The findings from the present study showed that the protein content for seeds has higher value (19.20%) than other parts of the plant. Also the present investigation showed that different parts of the plant contain phytochemicals in appreciable quantities in the form of flavonoids, alkaloids, and saponins. The flavonoid and alkaloid content of leaves showed higher value. But the stem part showed higher saponin content than other parts of the plant.

Keywords

Cassia sophera Linn Fatty acids Gas chromatography coupled to mass spectrophotometer Kjeldahl method 

Abbreviations

BCSIR

Bangladesh Council of Scientific and Industrial Research

FAME

Fatty acid methyl ester

GC-MS

Gas chromatography and mass spectrum

IFST

Institute of Food Science and Technology

NIST

National Institute of Standards and Technology

PUAF

Polyunsaturated fatty acid

1 Background

Plant products have been part of phytomedicine since time immemorial.
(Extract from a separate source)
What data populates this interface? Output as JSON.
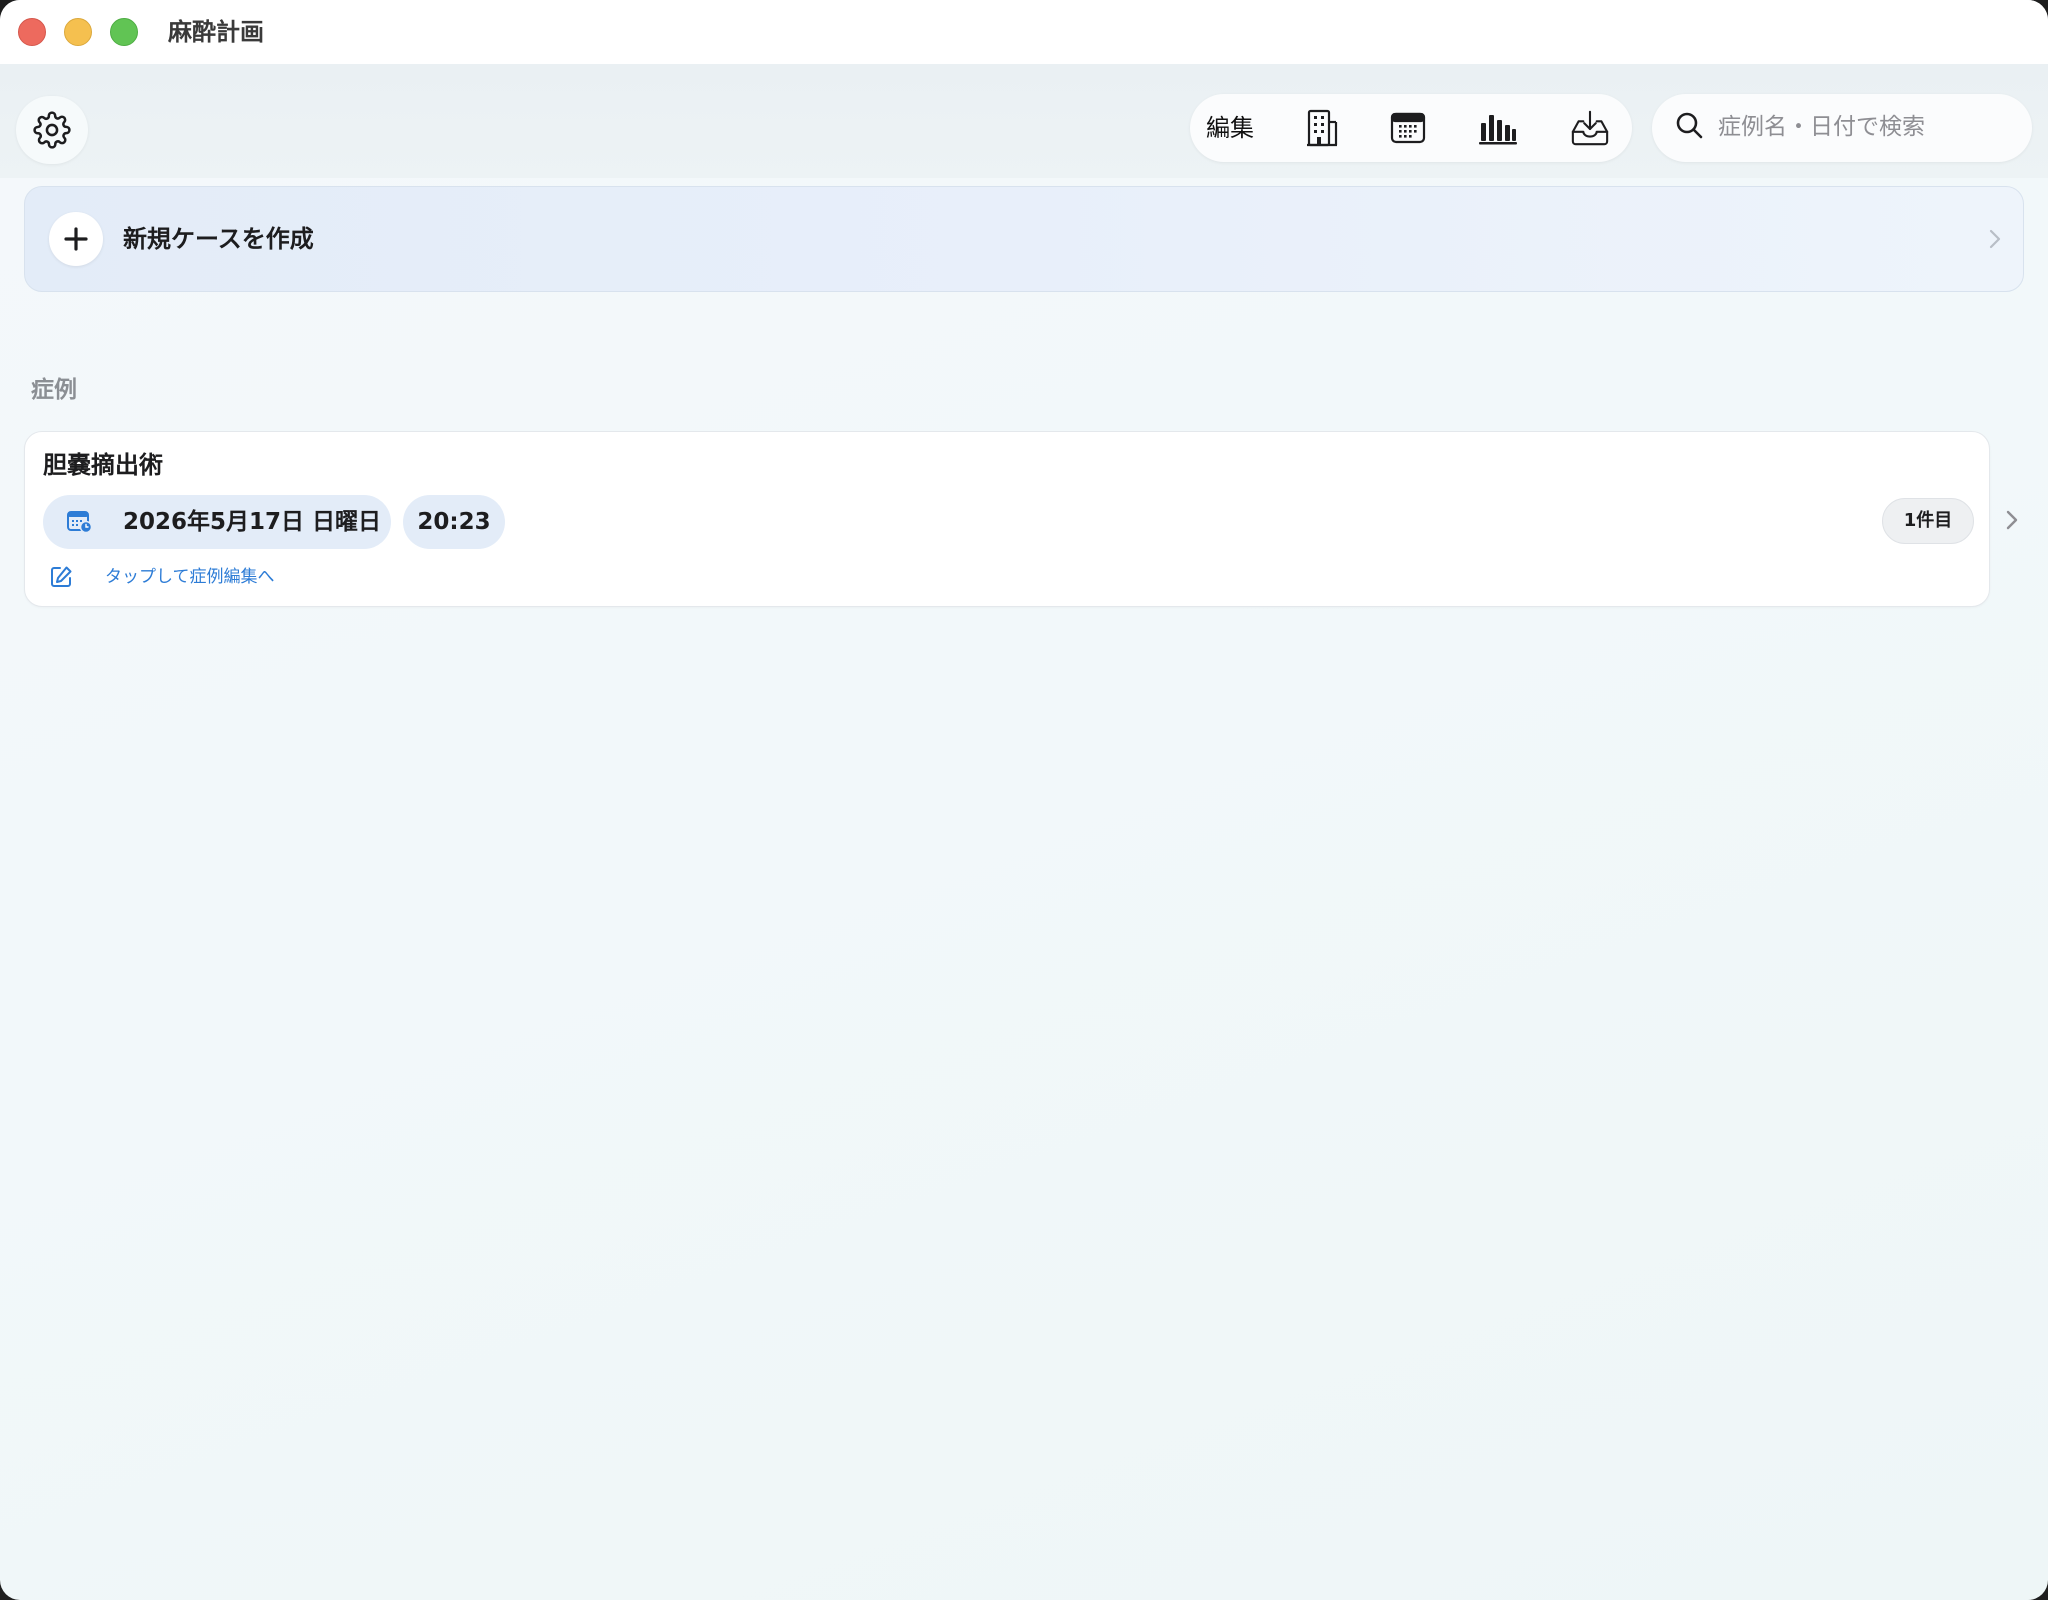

These can be derived from any part of the plant like leaves, flowers, bark roots, fruits, and seeds [9]. Herbal medicines have become more popular in the treatment of any diseases due to the popular belief that green medicine is safe, easily available, and with less side effects. Many plants are cheaper and more accessible to most people especially in the developing countries than orthodox medicine, and there is a lower incidence of adverse effects after use. These reasons might account for their worldwide attention and use [30]. The medicinal properties of some plants have been documented by some researchers [4, 16, 34]. Medicinal plant constitutes the main source of new pharmaceuticals and healthcare products [17]. Extraction and characterization of several phytocompounds of these green factories have given birth to some high activity profile drugs [21]. Indeed, the market and public demand has been so great that there is a great risk that many medicinal plants today face either extinction or less of genetic diversity [22]. Knowledge of the chemical constituents of the plant is desirable because such information will be valuable for the synthesis of complex chemical substances.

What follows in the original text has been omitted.